Yeni Üyelik
1.
Bölüm

1-Ölüm Sokağı

@poncikss1234


"Beraber ölüm sokaklarında yattık, bizim için ölüm nedir ki?"

-Mahlas Miraç

"İntikam ateşim bittiğinde vücudum beni uyarıyor, bende insanların ateşi ile kendimi doyuruyorum."

-Mihlas Miraç

Geçmiş zaman anlatımıyla;

Mahlas Miraç - Mihlas Miraç birbirleri ile anlaşan iki kardeşlerdi. Mahlas Mihlas'tan bir yaş büyük olsa da Mihras'ın boyundan dolayı Mahlas'tan daha büyük duruyordu.

Mahlas bu konuda onunla dalga geçiyor,beraber kaldıkları sokakta eğleniyorlardı. Mahlas ve Mihlas küçükken evden kaçıyor, sokakta beraber yaşamaya başlıyorlardı.

Bu durumdan memnun olan Miraç kardeşler, kendilerine iş bulmaya çalışıyorlardı. Her gittiği mekanlardan red yiyen Miraç kardeşler, durumu anladığında iş konusunu bir kenara bırakmışlardı.

Ölüm sokağına giriş yaptıklarında kendilerine yatacak bir yer bulmuş, oraya beraber kıvrılmışlardı.

Mihlas Mahlas'ın omzunda uyuya kaldığında Mahlas yerinde mıhlanmıştı. Bu durumdan memnuRahat bir pozisyon bulduğunda kendi kendine gülümsedi ve gözlerini kapattı.

Tam uykuya dalmak üzereyken silah sesleri duyuldu ve Miraç kardeşler uykusunu bir kenara bıraktı. Mahlas ayağa kalkarak etrafı kontrol ettiğinde yaşlı bir adamın yerde kanlar içinde yattığını gördüğünde Mihlas'a döndü. Mihlas kan görmeyi sevmediğinden dolayı onu kontrol etse de Mihlas yerde yatan kişiye gözünü kırpmadan bakıyordu.
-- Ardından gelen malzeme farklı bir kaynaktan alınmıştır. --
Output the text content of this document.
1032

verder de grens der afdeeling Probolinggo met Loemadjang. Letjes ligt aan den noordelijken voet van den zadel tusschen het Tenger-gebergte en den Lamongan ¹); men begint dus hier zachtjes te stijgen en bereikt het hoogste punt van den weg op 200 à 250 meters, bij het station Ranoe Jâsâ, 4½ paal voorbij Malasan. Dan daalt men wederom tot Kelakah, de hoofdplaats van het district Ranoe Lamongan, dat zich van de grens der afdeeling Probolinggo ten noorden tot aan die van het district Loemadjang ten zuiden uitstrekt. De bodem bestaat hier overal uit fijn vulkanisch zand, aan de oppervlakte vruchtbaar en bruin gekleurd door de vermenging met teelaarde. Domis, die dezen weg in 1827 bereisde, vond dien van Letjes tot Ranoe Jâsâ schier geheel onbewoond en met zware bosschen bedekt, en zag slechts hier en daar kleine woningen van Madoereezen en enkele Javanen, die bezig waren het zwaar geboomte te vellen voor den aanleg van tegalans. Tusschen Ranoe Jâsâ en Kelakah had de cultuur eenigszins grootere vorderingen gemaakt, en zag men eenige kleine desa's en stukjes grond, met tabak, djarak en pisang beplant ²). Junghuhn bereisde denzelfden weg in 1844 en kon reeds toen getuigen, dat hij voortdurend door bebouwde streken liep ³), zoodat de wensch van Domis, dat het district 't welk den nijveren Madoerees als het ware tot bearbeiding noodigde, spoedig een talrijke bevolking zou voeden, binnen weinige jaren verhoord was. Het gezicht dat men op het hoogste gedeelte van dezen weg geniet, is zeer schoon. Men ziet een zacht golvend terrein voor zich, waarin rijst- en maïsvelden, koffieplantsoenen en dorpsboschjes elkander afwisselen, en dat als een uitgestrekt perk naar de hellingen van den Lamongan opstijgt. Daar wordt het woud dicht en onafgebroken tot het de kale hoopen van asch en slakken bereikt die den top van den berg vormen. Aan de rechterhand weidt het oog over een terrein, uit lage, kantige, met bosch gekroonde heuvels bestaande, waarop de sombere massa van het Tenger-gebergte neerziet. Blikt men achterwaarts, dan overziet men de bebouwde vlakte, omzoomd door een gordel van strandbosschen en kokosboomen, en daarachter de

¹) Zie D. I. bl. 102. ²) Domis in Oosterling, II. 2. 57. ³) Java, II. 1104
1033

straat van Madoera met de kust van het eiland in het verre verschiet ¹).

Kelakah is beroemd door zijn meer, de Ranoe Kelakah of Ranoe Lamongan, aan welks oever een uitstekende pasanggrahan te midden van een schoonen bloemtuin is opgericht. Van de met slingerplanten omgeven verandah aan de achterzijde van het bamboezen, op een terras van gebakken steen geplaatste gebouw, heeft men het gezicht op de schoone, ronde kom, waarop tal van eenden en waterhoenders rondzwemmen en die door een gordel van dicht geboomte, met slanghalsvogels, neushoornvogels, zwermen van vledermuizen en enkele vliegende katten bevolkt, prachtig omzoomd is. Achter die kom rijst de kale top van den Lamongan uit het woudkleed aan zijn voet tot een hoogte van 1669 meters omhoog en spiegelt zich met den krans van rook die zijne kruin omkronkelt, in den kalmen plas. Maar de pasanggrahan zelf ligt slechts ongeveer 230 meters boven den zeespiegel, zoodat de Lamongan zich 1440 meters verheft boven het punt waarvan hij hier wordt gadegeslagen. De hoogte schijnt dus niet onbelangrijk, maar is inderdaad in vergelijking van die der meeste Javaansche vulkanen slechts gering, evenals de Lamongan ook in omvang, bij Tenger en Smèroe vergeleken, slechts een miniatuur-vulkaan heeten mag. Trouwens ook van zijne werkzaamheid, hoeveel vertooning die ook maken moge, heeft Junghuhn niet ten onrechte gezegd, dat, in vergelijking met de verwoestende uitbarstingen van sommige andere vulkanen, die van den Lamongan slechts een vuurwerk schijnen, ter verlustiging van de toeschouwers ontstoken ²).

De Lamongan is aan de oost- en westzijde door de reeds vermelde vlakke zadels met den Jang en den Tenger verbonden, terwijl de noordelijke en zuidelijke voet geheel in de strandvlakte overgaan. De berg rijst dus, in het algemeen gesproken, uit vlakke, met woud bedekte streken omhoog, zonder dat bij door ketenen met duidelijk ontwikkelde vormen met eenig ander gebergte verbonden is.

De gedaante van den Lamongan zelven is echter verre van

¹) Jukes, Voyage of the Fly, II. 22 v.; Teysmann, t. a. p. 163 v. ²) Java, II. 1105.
Mihlas, Mahlas'a gülümseyerek bakı ve şunları söyledi;

-Yeni işimiz bu olsun mu? Sevmediğimiz insanları biz de sokakta öldürür, onları çöp gibi yere atarız. Ne diyorsun Mahlas?

Şimdi ki zaman anlatımıyla;


-Mahlas gel buraya. Yerde yatan adamın nabzına bir baksana , ölmüş mü?

Yerde yatan adama tekmeyi attığımda cansız bedeni sola doğru savrulmuştu. Bana soruyu soran Mihlas'a başımla onay verdiğimde yüzüme bakıp güldü.

Öldürdüğümüz adamın cansız bedenini Mihlas ile birlikte yattığı yerden kaldırdık. Mihlas ile taşıdığımız adamla birlikte sokağın sonuna doğru yürümeye başladık. Bu sokakta ölümler, boş sıkıldığında gelen silah sesleri, yerde bulunan kurşunlar, birbirlerini bıçaklama gibi durumlar o kadar yaygındı ki herkes her şeyi yapabiliyor, kimse kimseye karışmıyordu.

Mahlas'a başımla ters istikameti gösterdiğimde bir şey demeden hemen o tarafa doğru yürümeye başladı. Son kez arkamı dönüp baktığımda kafamı iki yana sallayıp Mihlas'ı takip ettim.


Sokaktan çıktıktan sonra Mihlas başka bir tarafa doğru yürümeye başladığında onu takip ettim.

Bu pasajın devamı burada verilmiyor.